黒い闇は淡い藍へと移ろい、たなびく雲が紅色に染まる。新しい朝が生まれた。稜線で迎える朝だ。

稜線で朝を迎えたのは、この五日間で初めてである。森林限界を超えた稜線の夜明けは、いつでも美しい。まだ真っ暗な時間から沢を登ってきた甲斐がある。

快調に登りをこなしていく。振り返ると超えてきた山々が見える。見渡せば、すべてが歩いてきた稜線だ。

風が出てきた。いよいよ台風が近づいてるのだろう。

この縦走中ずっと、薬師岳は気になる山だった。そこには、他の山とはひと味ちがう貫禄があった。その山容は、どこから見ても堂々としている。あんなの登るのたいへんだろうなと、何度も思った。

稜線の東側には雄大なカールが連なっていて、大きく引っかいたような谷筋が、急峻なカール壁に何本も付いている。荒々しくかつ荘厳、そしてなにより美しい。このカールが国の特別天然記念物だということを、薬師岳山荘前の石碑で知った。

山頂手前の小ピークで小休止。いい朝だ。ここまでのいろんな出来事や想いが、次々と浮かんでは消えていく。なんだかちょっと感傷的な気分になる。

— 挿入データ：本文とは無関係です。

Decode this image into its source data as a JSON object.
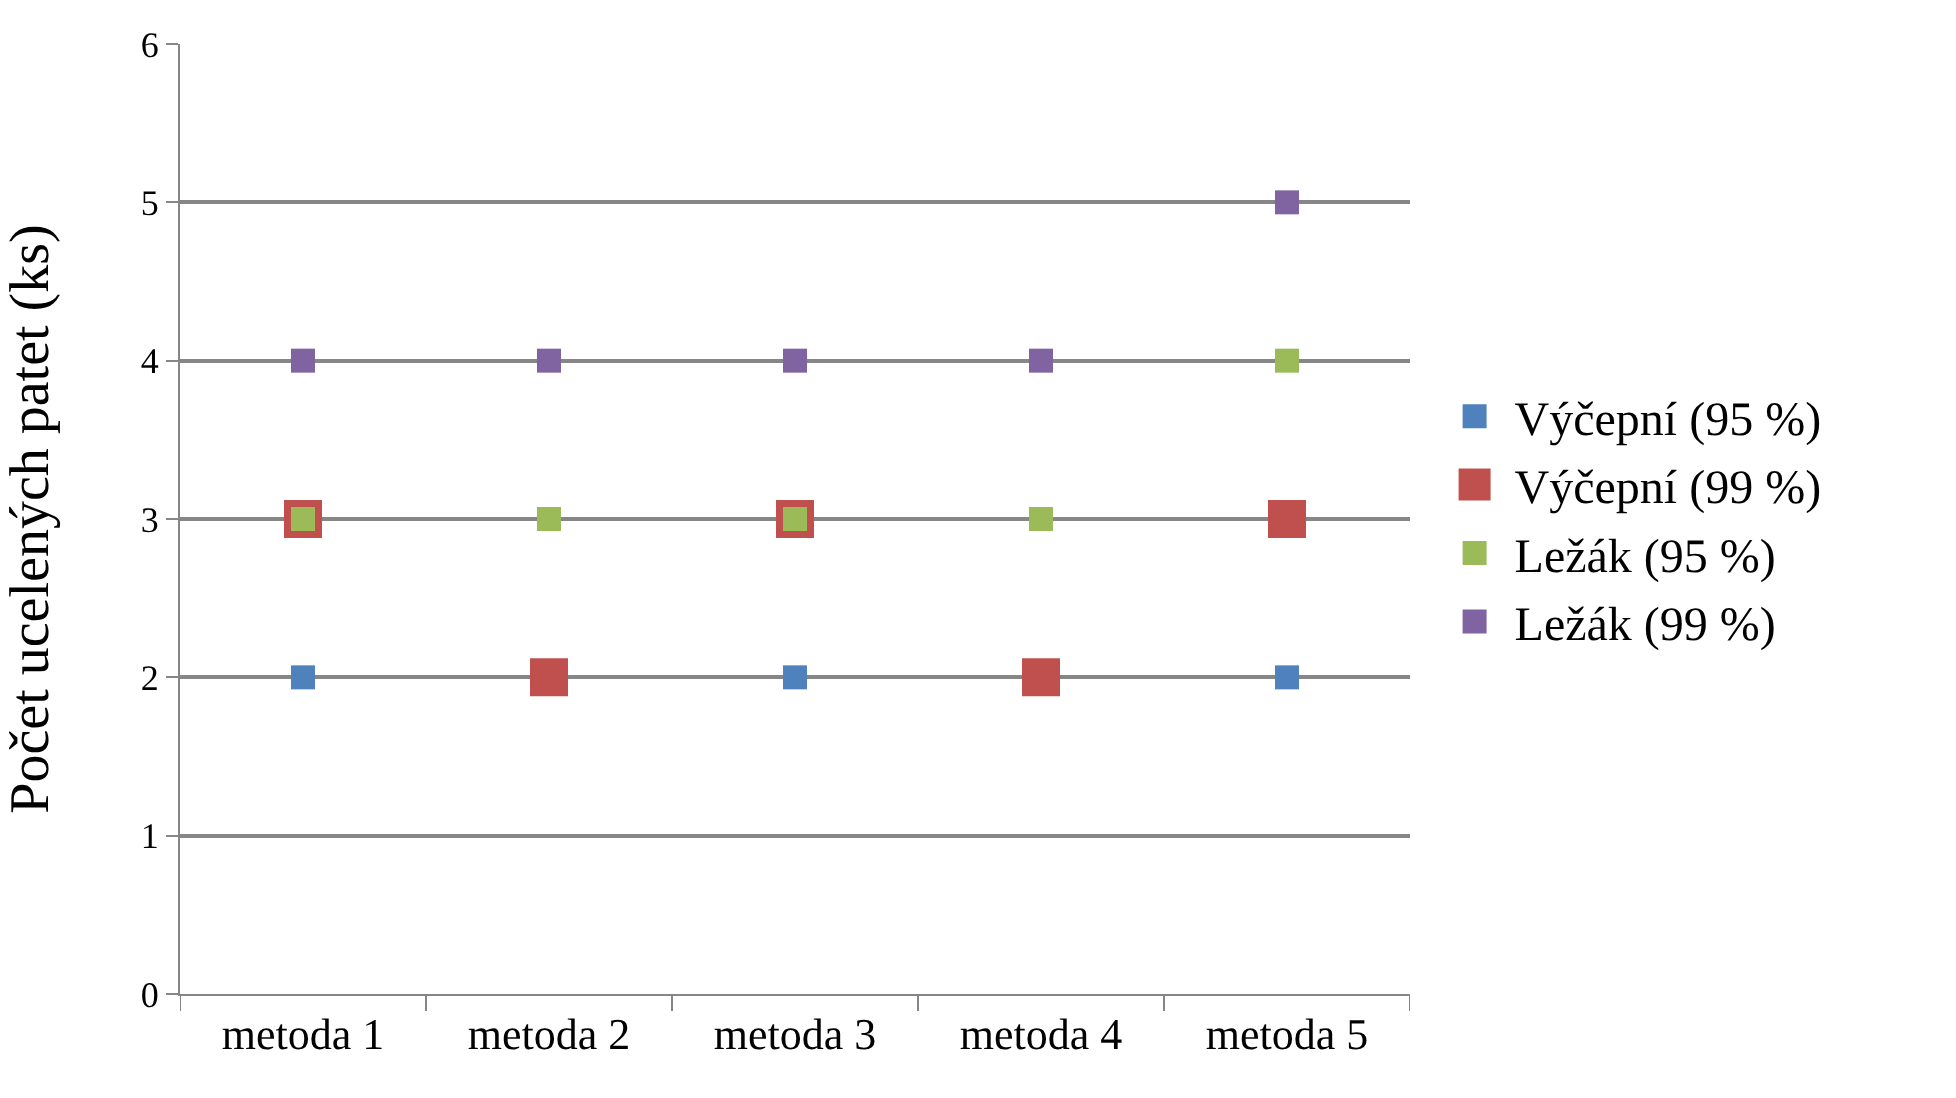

さて、山頂へ向かうとしよう。あとほんの少し。あそこが旅の終わりである。

早朝の山頂にはすでに何人もの登山者がいて、みな思い思いに時を過ごしていた。

私も写真を撮ったりカールを眺めに行ったり物思いに耽ったりして過ごす。

風が強くなってきた。気づけば、あれほどいた登山者もいまはひとりもいない。立ち去り難く、いつまでもうろうろしていたが、そろそろ下るとしよう。

最後にもう一度、まだ歩いたことのない北の稜線を眺める。アップダウンがけっこうあって、思いのほか荒々しい。この先へも必ず行こう。近いうちに。

回れ右をして、歩き出した。

薬師峠へもどりテントを撤収して、再び重たいザックを背負った。山頂では涼しいくらいだったが、いまはもう灼熱だ。風も無い。

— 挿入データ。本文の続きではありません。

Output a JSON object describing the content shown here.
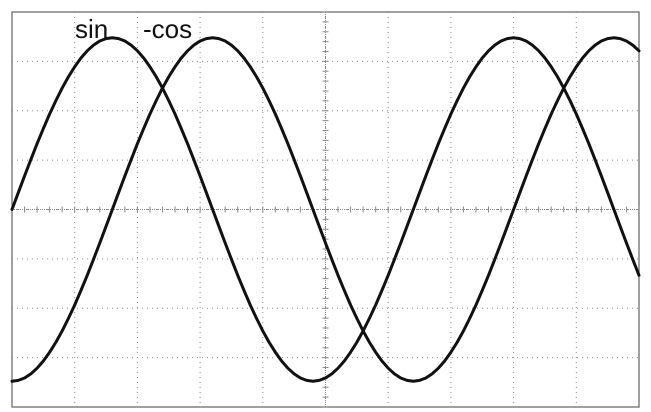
{
  "chart_data": {
    "type": "line",
    "x": [
      0,
      0.5,
      1,
      1.5,
      2,
      2.5,
      3,
      3.5,
      4,
      4.5,
      5,
      5.5,
      6,
      6.5,
      7,
      7.5,
      8,
      8.5,
      9,
      9.5,
      10,
      10.5,
      11,
      11.5,
      12,
      12.5,
      13,
      13.5,
      14,
      14.5,
      15,
      15.5,
      16,
      16.5,
      17,
      17.5,
      18,
      18.5,
      19,
      19.5,
      20,
      20.5,
      21,
      21.5,
      22,
      22.5,
      23,
      23.5,
      24,
      24.5,
      25,
      25.5,
      26,
      26.5,
      27,
      27.5,
      28,
      28.5,
      29,
      29.5,
      30,
      30.5,
      31,
      31.5,
      32,
      32.5,
      33,
      33.5,
      34,
      34.5,
      35,
      35.5,
      36,
      36.5,
      37,
      37.5,
      38,
      38.5,
      39,
      39.5,
      40,
      40.5,
      41,
      41.5,
      42,
      42.5,
      43,
      43.5,
      44,
      44.5,
      45,
      45.5,
      46,
      46.5,
      47,
      47.5,
      48,
      48.5,
      49,
      49.5,
      50
    ],
    "series": [
      {
        "name": "sin",
        "color": "#111111",
        "values": [
          0,
          0.098,
          0.195,
          0.29,
          0.383,
          0.471,
          0.556,
          0.634,
          0.707,
          0.773,
          0.831,
          0.882,
          0.924,
          0.957,
          0.981,
          0.995,
          1.0,
          0.995,
          0.981,
          0.957,
          0.924,
          0.882,
          0.831,
          0.773,
          0.707,
          0.634,
          0.556,
          0.471,
          0.383,
          0.29,
          0.195,
          0.098,
          0.0,
          -0.098,
          -0.195,
          -0.29,
          -0.383,
          -0.471,
          -0.556,
          -0.634,
          -0.707,
          -0.773,
          -0.831,
          -0.882,
          -0.924,
          -0.957,
          -0.981,
          -0.995,
          -1.0,
          -0.995,
          -0.981,
          -0.957,
          -0.924,
          -0.882,
          -0.831,
          -0.773,
          -0.707,
          -0.634,
          -0.556,
          -0.471,
          -0.383,
          -0.29,
          -0.195,
          -0.098,
          0.0,
          0.098,
          0.195,
          0.29,
          0.383,
          0.471,
          0.556,
          0.634,
          0.707,
          0.773,
          0.831,
          0.882,
          0.924,
          0.957,
          0.981,
          0.995,
          1.0,
          0.995,
          0.981,
          0.957,
          0.924,
          0.882,
          0.831,
          0.773,
          0.707,
          0.634,
          0.556,
          0.471,
          0.383,
          0.29,
          0.195,
          0.098,
          0.0,
          -0.098,
          -0.195,
          -0.29,
          -0.383
        ]
      },
      {
        "name": "-cos",
        "color": "#111111",
        "values": [
          -1.0,
          -0.995,
          -0.981,
          -0.957,
          -0.924,
          -0.882,
          -0.831,
          -0.773,
          -0.707,
          -0.634,
          -0.556,
          -0.471,
          -0.383,
          -0.29,
          -0.195,
          -0.098,
          0.0,
          0.098,
          0.195,
          0.29,
          0.383,
          0.471,
          0.556,
          0.634,
          0.707,
          0.773,
          0.831,
          0.882,
          0.924,
          0.957,
          0.981,
          0.995,
          1.0,
          0.995,
          0.981,
          0.957,
          0.924,
          0.882,
          0.831,
          0.773,
          0.707,
          0.634,
          0.556,
          0.471,
          0.383,
          0.29,
          0.195,
          0.098,
          0.0,
          -0.098,
          -0.195,
          -0.29,
          -0.383,
          -0.471,
          -0.556,
          -0.634,
          -0.707,
          -0.773,
          -0.831,
          -0.882,
          -0.924,
          -0.957,
          -0.981,
          -0.995,
          -1.0,
          -0.995,
          -0.981,
          -0.957,
          -0.924,
          -0.882,
          -0.831,
          -0.773,
          -0.707,
          -0.634,
          -0.556,
          -0.471,
          -0.383,
          -0.29,
          -0.195,
          -0.098,
          0.0,
          0.098,
          0.195,
          0.29,
          0.383,
          0.471,
          0.556,
          0.634,
          0.707,
          0.773,
          0.831,
          0.882,
          0.924,
          0.957,
          0.981,
          0.995,
          1.0,
          0.995,
          0.981,
          0.957,
          0.924
        ]
      }
    ],
    "labels": [
      {
        "text": "sin",
        "series": "sin"
      },
      {
        "text": "-cos",
        "series": "-cos"
      }
    ],
    "xlim": [
      0,
      50
    ],
    "ylim": [
      -1.15,
      1.15
    ],
    "grid": true,
    "grid_style": "dotted",
    "major_divisions_x": 10,
    "major_divisions_y": 8,
    "minor_ticks_per_division": 5,
    "title": "",
    "xlabel": "",
    "ylabel": ""
  },
  "colors": {
    "background": "#ffffff",
    "grid": "#8a8a8a",
    "trace": "#111111",
    "frame": "#777777"
  }
}
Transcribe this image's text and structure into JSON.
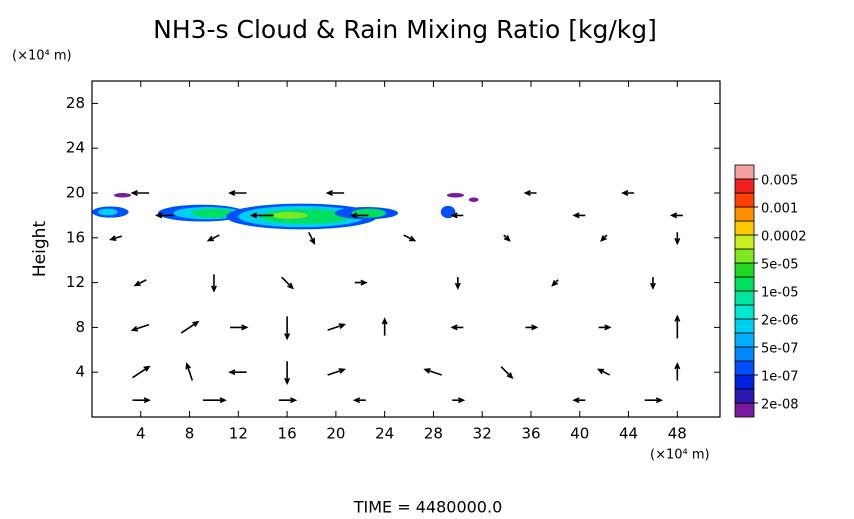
{
  "chart_data": {
    "type": "contour_vector",
    "title": "NH3-s Cloud & Rain Mixing Ratio [kg/kg]",
    "y_unit": "(×10⁴ m)",
    "x_unit": "(×10⁴ m)",
    "y_label": "Height",
    "footer": "TIME = 4480000.0",
    "xlim": [
      0,
      51.5
    ],
    "ylim": [
      0,
      30
    ],
    "xticks": [
      4,
      8,
      12,
      16,
      20,
      24,
      28,
      32,
      36,
      40,
      44,
      48
    ],
    "yticks": [
      4,
      8,
      12,
      16,
      20,
      24,
      28
    ],
    "colorbar": {
      "ticks": [
        {
          "value": 2e-08,
          "label": "2e-08"
        },
        {
          "value": 1e-07,
          "label": "1e-07"
        },
        {
          "value": 5e-07,
          "label": "5e-07"
        },
        {
          "value": 2e-06,
          "label": "2e-06"
        },
        {
          "value": 1e-05,
          "label": "1e-05"
        },
        {
          "value": 5e-05,
          "label": "5e-05"
        },
        {
          "value": 0.0002,
          "label": "0.0002"
        },
        {
          "value": 0.001,
          "label": "0.001"
        },
        {
          "value": 0.005,
          "label": "0.005"
        }
      ],
      "colors": [
        "#7a1aa0",
        "#2a1ab0",
        "#0020e0",
        "#0050ff",
        "#0088ff",
        "#00b0ff",
        "#00d0f0",
        "#00e8d0",
        "#00e8a0",
        "#00e060",
        "#20d820",
        "#80e820",
        "#c8f020",
        "#ffc800",
        "#ff9000",
        "#ff4000",
        "#f02020",
        "#f4a0a0"
      ]
    },
    "regions": [
      {
        "x": 1.5,
        "y": 18.3,
        "rx": 1.5,
        "ry": 0.5,
        "value": 1e-07
      },
      {
        "x": 1.3,
        "y": 18.3,
        "rx": 0.8,
        "ry": 0.3,
        "value": 1e-06
      },
      {
        "x": 9,
        "y": 18.2,
        "rx": 3.6,
        "ry": 0.75,
        "value": 1e-07
      },
      {
        "x": 9.5,
        "y": 18.2,
        "rx": 2.8,
        "ry": 0.55,
        "value": 1e-06
      },
      {
        "x": 10,
        "y": 18.2,
        "rx": 1.8,
        "ry": 0.4,
        "value": 1e-05
      },
      {
        "x": 17.2,
        "y": 17.9,
        "rx": 6.2,
        "ry": 1.15,
        "value": 1e-07
      },
      {
        "x": 17.2,
        "y": 17.9,
        "rx": 5.2,
        "ry": 0.95,
        "value": 1e-06
      },
      {
        "x": 17.5,
        "y": 17.9,
        "rx": 3.8,
        "ry": 0.65,
        "value": 1e-05
      },
      {
        "x": 16.2,
        "y": 18,
        "rx": 1.5,
        "ry": 0.3,
        "value": 5e-05
      },
      {
        "x": 22.5,
        "y": 18.2,
        "rx": 2.6,
        "ry": 0.55,
        "value": 1e-07
      },
      {
        "x": 22.7,
        "y": 18.2,
        "rx": 1.4,
        "ry": 0.4,
        "value": 1e-05
      },
      {
        "x": 29.2,
        "y": 18.3,
        "rx": 0.6,
        "ry": 0.55,
        "value": 1e-07
      },
      {
        "x": 2.5,
        "y": 19.8,
        "rx": 0.7,
        "ry": 0.2,
        "value": 1e-08
      },
      {
        "x": 29.8,
        "y": 19.8,
        "rx": 0.7,
        "ry": 0.2,
        "value": 1e-08
      },
      {
        "x": 31.3,
        "y": 19.4,
        "rx": 0.4,
        "ry": 0.2,
        "value": 1e-08
      }
    ],
    "vectors": {
      "x": [
        4,
        12,
        20,
        36,
        44,
        6,
        14,
        22,
        30,
        40,
        48,
        2,
        10,
        18,
        26,
        34,
        42,
        48,
        4,
        10,
        16,
        22,
        30,
        38,
        46,
        4,
        8,
        12,
        16,
        20,
        24,
        30,
        36,
        42,
        48,
        4,
        8,
        12,
        16,
        20,
        28,
        34,
        42,
        48,
        4,
        10,
        16,
        22,
        30,
        40,
        46
      ],
      "y": [
        20,
        20,
        20,
        20,
        20,
        18,
        18,
        18,
        18,
        18,
        18,
        16,
        16,
        16,
        16,
        16,
        16,
        16,
        12,
        12,
        12,
        12,
        12,
        12,
        12,
        8,
        8,
        8,
        8,
        8,
        8,
        8,
        8,
        8,
        8,
        4,
        4,
        4,
        4,
        4,
        4,
        4,
        4,
        4,
        1.5,
        1.5,
        1.5,
        1.5,
        1.5,
        1.5,
        1.5
      ],
      "u": [
        -1.5,
        -1.5,
        -1.5,
        -1,
        -1,
        -1.5,
        -2,
        -1.5,
        -1,
        -1,
        -1,
        -1,
        -1,
        0.5,
        1,
        0.5,
        -0.5,
        0,
        -1,
        0,
        1,
        1,
        0,
        -0.5,
        0,
        -1.5,
        1.5,
        1.5,
        0,
        1.5,
        0,
        -1,
        1,
        1,
        0,
        1.5,
        -0.5,
        -1.5,
        0,
        1.5,
        -1.5,
        1,
        -1,
        0,
        1.5,
        2,
        1.5,
        -1,
        1,
        -1,
        1.5
      ],
      "v": [
        0,
        0,
        0,
        0,
        0,
        0,
        0,
        0,
        0,
        0,
        0,
        -0.3,
        -0.5,
        -1,
        -0.5,
        -0.5,
        -0.5,
        -1,
        -0.5,
        -1.5,
        -1,
        0,
        -1,
        -0.5,
        -1,
        -0.5,
        1,
        0,
        -2,
        0.5,
        1.5,
        0,
        0,
        0,
        2,
        1,
        1.5,
        0,
        -2,
        0.5,
        0.5,
        -1,
        0.5,
        1.5,
        0,
        0,
        0,
        0,
        0,
        0,
        0
      ]
    }
  }
}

下山は早かった。感慨深かったのは山頂までで、あとはガツガツ下ってしまった。ようやく体が山に馴染んできたのだろうか。それとも、五日間の汗をたっぷり吸ったシャツを早く脱ぎたかったのか。とにかく、他の登山者をごぼう抜きにして、一気に折立まで下ってしまった。下山して自動販売機で買ったコーラは、冷たくてスカッとさわやかだった。

温泉に入り、五日間の汗を流した。

清々しくさっぱりした気分で体重を測定したところ、なんと出発前と1gも変わらぬ数値である。なぜ!? 超有名メーカーのデジタル体重計なので、測定間違いということはないだろう。念のために帰宅してから測り直したが、やはり体重はまったく変わってなかった。

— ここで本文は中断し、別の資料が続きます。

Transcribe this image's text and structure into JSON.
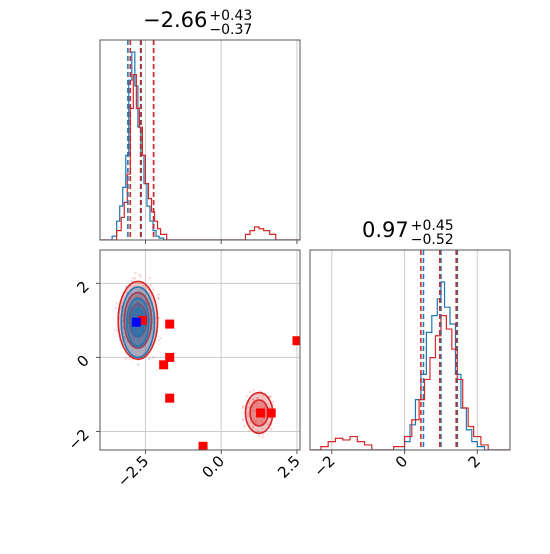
{
  "chart_data": [
    {
      "type": "histogram",
      "panel": "top-left",
      "title": {
        "main": "−2.66",
        "sup": "+0.43",
        "sub": "−0.37"
      },
      "xlim": [
        -4.0,
        2.6
      ],
      "grid": true,
      "vlines": {
        "blue": [
          -3.08,
          -2.64,
          -2.23
        ],
        "red": [
          -3.0,
          -2.66,
          -2.23
        ]
      },
      "series": [
        {
          "color": "#1f77b4",
          "x": [
            -4.0,
            -3.8,
            -3.6,
            -3.45,
            -3.35,
            -3.25,
            -3.15,
            -3.05,
            -2.95,
            -2.85,
            -2.75,
            -2.65,
            -2.55,
            -2.45,
            -2.35,
            -2.25,
            -2.15,
            -2.05,
            -1.9,
            2.6
          ],
          "y": [
            0,
            0,
            0.02,
            0.1,
            0.18,
            0.28,
            0.45,
            0.85,
            1.0,
            0.82,
            0.6,
            0.45,
            0.3,
            0.18,
            0.1,
            0.05,
            0.02,
            0.01,
            0,
            0
          ]
        },
        {
          "color": "#d62728",
          "x": [
            -4.0,
            -3.6,
            -3.45,
            -3.3,
            -3.2,
            -3.1,
            -3.0,
            -2.9,
            -2.8,
            -2.7,
            -2.6,
            -2.5,
            -2.4,
            -2.3,
            -2.2,
            -2.1,
            -2.0,
            -1.8,
            0.6,
            0.8,
            0.95,
            1.1,
            1.25,
            1.4,
            1.6,
            1.8,
            2.6
          ],
          "y": [
            0,
            0,
            0.05,
            0.12,
            0.2,
            0.35,
            0.7,
            0.88,
            0.7,
            0.6,
            0.45,
            0.3,
            0.22,
            0.15,
            0.1,
            0.06,
            0.03,
            0,
            0,
            0.03,
            0.05,
            0.07,
            0.06,
            0.05,
            0.03,
            0,
            0
          ]
        }
      ]
    },
    {
      "type": "scatter",
      "panel": "bottom-left",
      "xlim": [
        -4.0,
        2.6
      ],
      "ylim": [
        -2.5,
        2.9
      ],
      "grid": true,
      "xticks": [
        "−2.5",
        "0.0",
        "2.5"
      ],
      "xtick_values": [
        -2.5,
        0.0,
        2.5
      ],
      "yticks": [
        "−2",
        "0",
        "2"
      ],
      "ytick_values": [
        -2,
        0,
        2
      ],
      "contours": [
        {
          "color": "#d62728",
          "cx": -2.75,
          "cy": 1.0,
          "levels": [
            {
              "rx": 0.65,
              "ry": 1.05
            },
            {
              "rx": 0.45,
              "ry": 0.75
            },
            {
              "rx": 0.28,
              "ry": 0.45
            }
          ]
        },
        {
          "color": "#d62728",
          "cx": 1.25,
          "cy": -1.5,
          "levels": [
            {
              "rx": 0.45,
              "ry": 0.55
            },
            {
              "rx": 0.3,
              "ry": 0.35
            }
          ]
        },
        {
          "color": "#1f77b4",
          "cx": -2.75,
          "cy": 0.95,
          "levels": [
            {
              "rx": 0.55,
              "ry": 0.95
            },
            {
              "rx": 0.36,
              "ry": 0.65
            },
            {
              "rx": 0.2,
              "ry": 0.38
            }
          ]
        }
      ],
      "markers_red": [
        {
          "x": -2.6,
          "y": 1.0
        },
        {
          "x": -1.7,
          "y": 0.9
        },
        {
          "x": -1.7,
          "y": 0.0
        },
        {
          "x": -1.9,
          "y": -0.2
        },
        {
          "x": -1.7,
          "y": -1.1
        },
        {
          "x": -0.6,
          "y": -2.4
        },
        {
          "x": 2.5,
          "y": 0.45
        },
        {
          "x": 1.3,
          "y": -1.5
        },
        {
          "x": 1.65,
          "y": -1.5
        }
      ],
      "markers_blue": [
        {
          "x": -2.8,
          "y": 0.95
        }
      ]
    },
    {
      "type": "histogram",
      "panel": "bottom-right",
      "title": {
        "main": "0.97",
        "sup": "+0.45",
        "sub": "−0.52"
      },
      "xlim": [
        -2.6,
        2.9
      ],
      "grid": true,
      "xticks": [
        "−2",
        "0",
        "2"
      ],
      "xtick_values": [
        -2,
        0,
        2
      ],
      "vlines": {
        "blue": [
          0.52,
          1.0,
          1.45
        ],
        "red": [
          0.45,
          0.97,
          1.42
        ]
      },
      "series": [
        {
          "color": "#1f77b4",
          "x": [
            -2.6,
            -0.2,
            0.0,
            0.15,
            0.3,
            0.45,
            0.6,
            0.75,
            0.9,
            1.0,
            1.1,
            1.25,
            1.4,
            1.55,
            1.7,
            1.85,
            2.0,
            2.2,
            2.9
          ],
          "y": [
            0,
            0,
            0.05,
            0.15,
            0.3,
            0.45,
            0.7,
            0.8,
            0.9,
            1.0,
            0.85,
            0.75,
            0.45,
            0.25,
            0.12,
            0.05,
            0.02,
            0,
            0
          ]
        },
        {
          "color": "#d62728",
          "x": [
            -2.6,
            -2.3,
            -2.1,
            -1.9,
            -1.7,
            -1.5,
            -1.3,
            -1.1,
            -0.9,
            -0.6,
            -0.3,
            0.0,
            0.2,
            0.4,
            0.55,
            0.7,
            0.85,
            1.0,
            1.15,
            1.3,
            1.45,
            1.6,
            1.75,
            1.9,
            2.1,
            2.3,
            2.9
          ],
          "y": [
            0,
            0.02,
            0.05,
            0.07,
            0.06,
            0.08,
            0.05,
            0.03,
            0,
            0,
            0.02,
            0.08,
            0.18,
            0.3,
            0.42,
            0.55,
            0.68,
            0.8,
            0.72,
            0.6,
            0.42,
            0.25,
            0.14,
            0.08,
            0.03,
            0,
            0
          ]
        }
      ]
    }
  ]
}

つまりこれは、体に蓄えた脂肪には余裕がなく、登山に必要なエネルギーはすべて外部から摂取しなければならないということだろうか。

一日の登山に必要とされる8000kcalすべてを、行動食の定番おなかがすいたらスニッ◯ーズで摂取するとしたら33本必要だ。税抜で4,290円になる…。10時間行動として、1時間に3本食べなければならない。残った3本が夕飯だ。

これはもう、油でも飲むしかないのだろうか。サラダ油に換算すると、一日あたり1リットルになる。これならコスト的には問題ない。問題は、五日間の縦走だと、5リットルのサラダ油を担がなければならない点だ。

今後の食料計画に課題を残す夏休みとなった。